Disclosure policy: RBI to upload revised version

The Reserve Bank of India is working on revising its disclosure policy which falls under the Right to Information Act and will upload the revised version after the results of the Lok Sabha Polls 2019 are announced. 

The RBI had previously updated its disclosure policy on the official website on April 30. The update was made in order to reflect the omission of selected clauses, which, however, proved to objectionable to the Supreme Court. The Supreme Court had ordered the central bank to make its confidential data public. 

“This is just removing a few sensitive clauses that the Supreme Court had found objectionable. This is in no way a finished product. We will come up with the updated policy in a manner that won’t contravene the Supreme Court order and also ensure that the RBI is not on the wrong side of the law,” said a senior official of the central bank to Business Standard. 

The RBI in its initial update had deleted two sections, 8(1) (a) and 8(1) (d). Section 8(1)(d) states that “information including commercial confidence, trade secrets or intellectual property, the disclosure of which would harm the competitive position of a third party unless the competent authority is satisfied that larger public interest warrants the disclosure of such information”.
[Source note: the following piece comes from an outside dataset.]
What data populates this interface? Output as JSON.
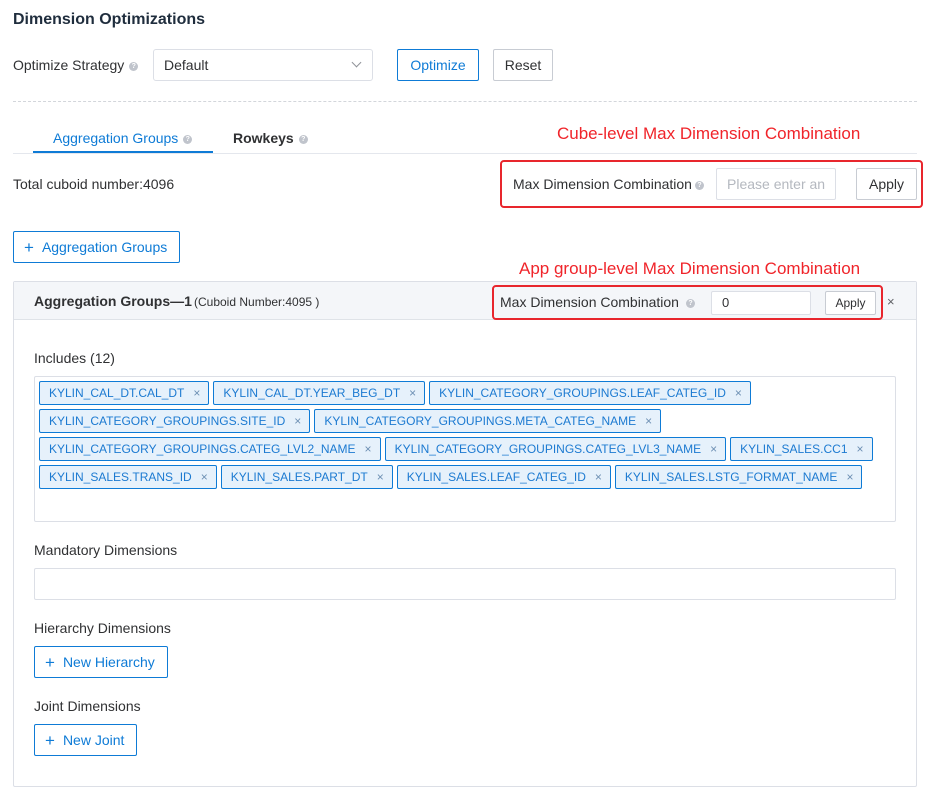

And Section 8(1)(d) states that “information including commercial confidence, trade secrets or intellectual property, the disclosure of which would harm the competitive position of a third party unless the competent authority is satisfied that larger public interest warrants the disclosure of such information”.

“Lower-level economic and financial information such as contracts and departmental budgets should not be withheld under this exemption, according to this Court in the judgment dated 16.12.2015,” said the Supreme Court ruling. However, the court did concede that issues of national economic interest; disclosure of information regarding currency or exchange rates; regulation or supervision of banking, insurance and other financial institutions; proposals for expenditure or borrowing, and foreign investments, could all, in some cases, harm the national economy, especially if released prematurely, the Business Standard observed. 

The Reserve Bank hadn’t previously divulged information regarding the scrutiny of private or public banks to the public but would have to do so following the results of the Lok Sabha polls owing to the Supreme Court judgement.